Now when one plots the mean deviances together, we see an interesting phenomenon:
The test set deviances are $2*p$ above the training set ones, approximately, where $p$ is the number of parameters in the model.
This observation leads to an estimate of the out-of-sample deviance by what is called an information criterion, the Akake Information Criterion, or AIC:
\[AIC = D_{train} + 2p\]which does carry as an assumption the notion that the likelihood is approximately multivariate gaussian, which as we have seen will be true near its peak.

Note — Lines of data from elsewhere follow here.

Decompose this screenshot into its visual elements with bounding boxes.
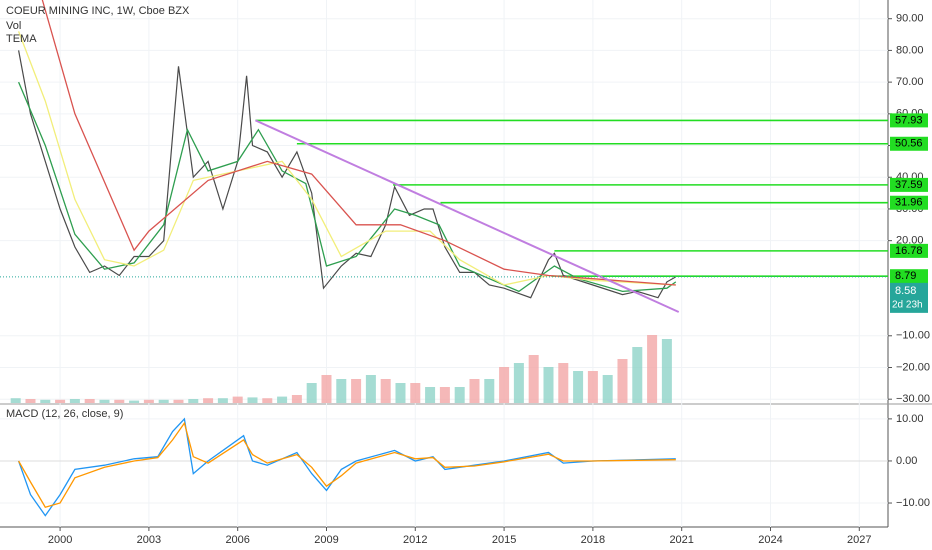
x-tick-label: 2006 — [225, 534, 249, 546]
last-price-box — [890, 282, 928, 313]
volume-bar — [99, 399, 110, 403]
volume-bar — [114, 399, 125, 403]
y-tick-label: −10.00 — [896, 330, 930, 342]
x-tick-label: 2012 — [403, 534, 427, 546]
volume-bar — [528, 355, 539, 403]
volume-bar — [632, 347, 643, 403]
level-label: 57.93 — [895, 114, 923, 126]
indicator-label: Vol — [6, 20, 21, 32]
x-tick-label: 2015 — [492, 534, 516, 546]
level-label: 16.78 — [895, 245, 923, 257]
macd-title: MACD (12, 26, close, 9) — [6, 408, 123, 420]
tema-line — [17, 31, 676, 286]
volume-bar — [439, 387, 450, 403]
y-tick-label: 70.00 — [896, 76, 924, 88]
volume-bar — [55, 399, 66, 403]
volume-bar — [365, 375, 376, 403]
volume-bar — [513, 363, 524, 403]
volume-bar — [158, 399, 169, 403]
x-tick-label: 2000 — [48, 534, 72, 546]
y-tick-label: 20.00 — [896, 235, 924, 247]
volume-bar — [469, 379, 480, 403]
volume-bar — [351, 379, 362, 403]
volume-bar — [499, 367, 510, 403]
y-tick-label: 90.00 — [896, 13, 924, 25]
volume-bar — [143, 399, 154, 403]
y-tick-label: 0.00 — [896, 455, 917, 467]
volume-bar — [173, 399, 184, 403]
level-label-box — [890, 136, 928, 151]
level-label: 8.79 — [895, 270, 916, 282]
volume-bar — [321, 375, 332, 403]
volume-bar — [484, 379, 495, 403]
level-label-box — [890, 195, 928, 210]
volume-bar — [84, 399, 95, 403]
volume-bar — [454, 387, 465, 403]
x-tick-label: 2009 — [314, 534, 338, 546]
volume-bar — [25, 399, 36, 403]
volume-bar — [661, 339, 672, 403]
volume-bar — [69, 399, 80, 403]
volume-bar — [306, 383, 317, 403]
y-tick-label: −30.00 — [896, 393, 930, 405]
volume-bar — [602, 375, 613, 403]
volume-bar — [336, 379, 347, 403]
volume-bar — [217, 398, 228, 403]
chart-title: COEUR MINING INC, 1W, Cboe BZX — [6, 5, 190, 17]
x-tick-label: 2024 — [758, 534, 782, 546]
x-tick-label: 2027 — [847, 534, 871, 546]
volume-bar — [129, 400, 140, 403]
indicator-label: TEMA — [6, 33, 37, 45]
x-tick-label: 2018 — [581, 534, 605, 546]
volume-bar — [410, 383, 421, 403]
y-tick-label: 80.00 — [896, 44, 924, 56]
volume-bar — [188, 399, 199, 403]
level-label-box — [890, 243, 928, 258]
trendline — [255, 119, 680, 313]
volume-bar — [647, 335, 658, 403]
macd-line — [18, 421, 676, 508]
volume-bar — [232, 396, 243, 403]
y-tick-label: −20.00 — [896, 361, 930, 373]
volume-bar — [380, 379, 391, 403]
volume-bar — [425, 387, 436, 403]
volume-bar — [40, 399, 51, 403]
volume-bar — [617, 359, 628, 403]
volume-bar — [262, 398, 273, 403]
y-tick-label: 10.00 — [896, 413, 924, 425]
level-label-box — [890, 269, 928, 284]
level-label-box — [890, 177, 928, 192]
volume-bar — [587, 371, 598, 403]
volume-bar — [247, 397, 258, 403]
volume-bar — [291, 395, 302, 403]
volume-bar — [395, 383, 406, 403]
x-tick-label: 2021 — [669, 534, 693, 546]
level-label-box — [890, 113, 928, 128]
last-price-label: 8.58 — [895, 285, 916, 297]
y-tick-label: −10.00 — [896, 497, 930, 509]
tema-line — [41, 0, 676, 286]
level-label: 31.96 — [895, 197, 923, 209]
volume-bar — [558, 363, 569, 403]
volume-bar — [203, 398, 214, 403]
volume-bar — [543, 367, 554, 403]
countdown-label: 2d 23h — [892, 300, 923, 311]
volume-bar — [10, 398, 21, 403]
tema-line — [18, 81, 677, 293]
price-line — [18, 50, 677, 299]
level-label: 50.56 — [895, 138, 923, 150]
volume-bar — [573, 371, 584, 403]
volume-bar — [277, 396, 288, 403]
x-tick-label: 2003 — [137, 534, 161, 546]
level-label: 37.59 — [895, 179, 923, 191]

This is just a penalized log-likelihood or risk if we choose to identify our distribution with the likelihood, and at higher numbers of parameters, increases the out-of-sample deviance, making them less desirable. In a sense, this penalization is a simple form of regularization on our model.
We wont derive the AIC here, but if you are interested, see http://www.stat.cmu.edu/~larry/=stat705/Lecture16.pdf
Why would we want to use such information criteria? Cross validation can be expensive, especially with multiple hyper-parameters. We will have more to say about informatiom criterion when we figure how to do model selection in the bayesian context.